As I understand, this conditions means P(x) has only simple roots. I tried various solutions to find roots and have got an impression this is not true.

I think you have problem with precision. It is very hard to solve this problem with numeric solver, try to calculate exact solution

True. Reimplementing same thing for 64-bit precision (in Pascal) works okay.

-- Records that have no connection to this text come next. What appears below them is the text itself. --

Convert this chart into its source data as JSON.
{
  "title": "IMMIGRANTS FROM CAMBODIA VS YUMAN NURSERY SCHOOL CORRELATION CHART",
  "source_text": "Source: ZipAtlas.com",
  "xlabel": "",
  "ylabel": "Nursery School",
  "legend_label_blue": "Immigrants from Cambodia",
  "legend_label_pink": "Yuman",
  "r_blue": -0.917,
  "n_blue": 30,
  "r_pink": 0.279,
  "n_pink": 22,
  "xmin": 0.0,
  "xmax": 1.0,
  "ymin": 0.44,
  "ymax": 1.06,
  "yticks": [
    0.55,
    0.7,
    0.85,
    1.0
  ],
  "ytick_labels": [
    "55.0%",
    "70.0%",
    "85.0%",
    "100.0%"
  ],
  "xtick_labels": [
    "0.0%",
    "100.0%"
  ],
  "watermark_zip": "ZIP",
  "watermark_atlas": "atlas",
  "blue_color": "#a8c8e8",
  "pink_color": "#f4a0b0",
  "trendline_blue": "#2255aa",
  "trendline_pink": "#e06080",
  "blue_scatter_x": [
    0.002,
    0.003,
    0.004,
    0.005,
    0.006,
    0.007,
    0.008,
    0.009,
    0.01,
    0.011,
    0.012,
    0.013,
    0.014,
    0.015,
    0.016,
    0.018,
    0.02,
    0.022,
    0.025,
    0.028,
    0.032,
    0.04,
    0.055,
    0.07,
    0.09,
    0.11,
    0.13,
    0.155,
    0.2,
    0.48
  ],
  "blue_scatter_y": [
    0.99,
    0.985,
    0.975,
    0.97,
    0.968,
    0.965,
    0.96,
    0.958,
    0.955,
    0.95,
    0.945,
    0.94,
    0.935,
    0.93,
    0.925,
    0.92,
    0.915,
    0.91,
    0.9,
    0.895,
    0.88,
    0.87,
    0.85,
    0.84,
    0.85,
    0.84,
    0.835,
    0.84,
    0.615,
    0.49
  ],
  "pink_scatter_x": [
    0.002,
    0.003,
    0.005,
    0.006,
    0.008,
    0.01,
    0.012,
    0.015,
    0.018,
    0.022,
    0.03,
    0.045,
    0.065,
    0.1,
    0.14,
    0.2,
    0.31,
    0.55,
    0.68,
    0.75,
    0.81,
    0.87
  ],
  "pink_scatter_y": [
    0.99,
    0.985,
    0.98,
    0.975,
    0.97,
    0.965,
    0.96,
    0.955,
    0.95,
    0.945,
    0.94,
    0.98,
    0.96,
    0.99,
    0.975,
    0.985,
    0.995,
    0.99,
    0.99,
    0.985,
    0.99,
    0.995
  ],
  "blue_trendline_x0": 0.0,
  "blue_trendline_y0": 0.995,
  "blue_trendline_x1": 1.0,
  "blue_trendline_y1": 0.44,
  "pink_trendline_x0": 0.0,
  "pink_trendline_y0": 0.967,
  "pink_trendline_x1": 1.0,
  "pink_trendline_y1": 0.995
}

I succeed with numeric Barstow method and avoid
monkey Ferrari formulas. Because evil Olympiad precision 1.e-09 I was forced to implement Barstow above BigGecimal in Java.
Who want good tests use MathCad. It's integration in case
rather accurate.
For those who inerested I write Barstow method from my prog:
shorten- also my method for cutting off long BigDecimals
public static BigDecimal Barstow(BigDecimal a[], int N, BigDecimal u0, BigDecimal v0, BigDecimal eps, int MaxIter, int MaxLen)[]

        {
            BigDecimal u, v;
            BufferedReader br = new BufferedReader(new InputStreamReader(System.in));
            String str = null;
            int k, n,faza;
            u = u0;
            v = v0;
            BigDecimal[] b = new BigDecimal[N+1];
            BigDecimal[] c = new BigDecimal[N+1];
            BigDecimal rez[] = new BigDecimal[N+3];
            BigDecimal d, s, q,h;
            BigDecimal Z = new BigDecimal("0.0");
            BigDecimal bb1, bb2;
            h = new BigDecimal("0.0000000000000000000000000000000000000001");
            faza = 0;
            for (k = 0; k <= MaxIter; k++)
            {

                for (n = 0; n <= N; n++)
                {
                    if (n < 1) bb1 = Z; else bb1 = b[n - 1];
                    if (n < 2) bb2 = Z; else bb2 = b[n - 2];
                    b[n] = shorten(a[n].add(bb1.multiply(u)).add(bb2.multiply(v)), MaxLen);

                }
                for (n = 0; n <= N - 1; n++)
                {
                    if (n < 1) bb1 = Z; else bb1 = c[n - 1];
                    if (n < 2) bb2 = Z; else bb2 = c[n - 2];
                    c[n] = shorten((b[n].add(bb1.multiply(u))).add(bb2.multiply(v)), MaxLen);

                }
                d = shorten(((b[N].multiply(c[N - 3])).subtract(b[N - 1].multiply(c[N - 2]))), MaxLen);
                q = shorten((c[N - 2].multiply(c[N - 2])).subtract(c[N - 1].multiply(c[N - 3])), MaxLen);

                d = shorten(d.divide(q, BigDecimal.ROUND_FLOOR), MaxLen);
                s = shorten(((b[N - 1].multiply(c[N - 1])).subtract(b[N].multiply(c[N - 2]))), MaxLen);
                s = shorten(s.divide(q, BigDecimal.ROUND_FLOOR), MaxLen);
                if ((d.abs().compareTo(eps) < 0) && (s.abs().compareTo(eps) < 0))
                {
                    if (faza == 0) { faza = 1; MaxLen = MaxLen * 4; eps = eps.multiply(h); }
                    else break;
                }

                u = u.add(d);
                v = v.add(s);
                k = k;


            }
            rez[0] = u;
            rez[1] = v;
            for (n = 0; n <= N; n++) rez[n + 2] = b[n];
        return rez;

        }


Edited by author 27.09.2008 15:32

  I implemented Barstow in C++ as svr suggested but wa11 ... Is there any possibility that good initial guesses obtain a result up to desired precision using Barstow without long arithmetics ?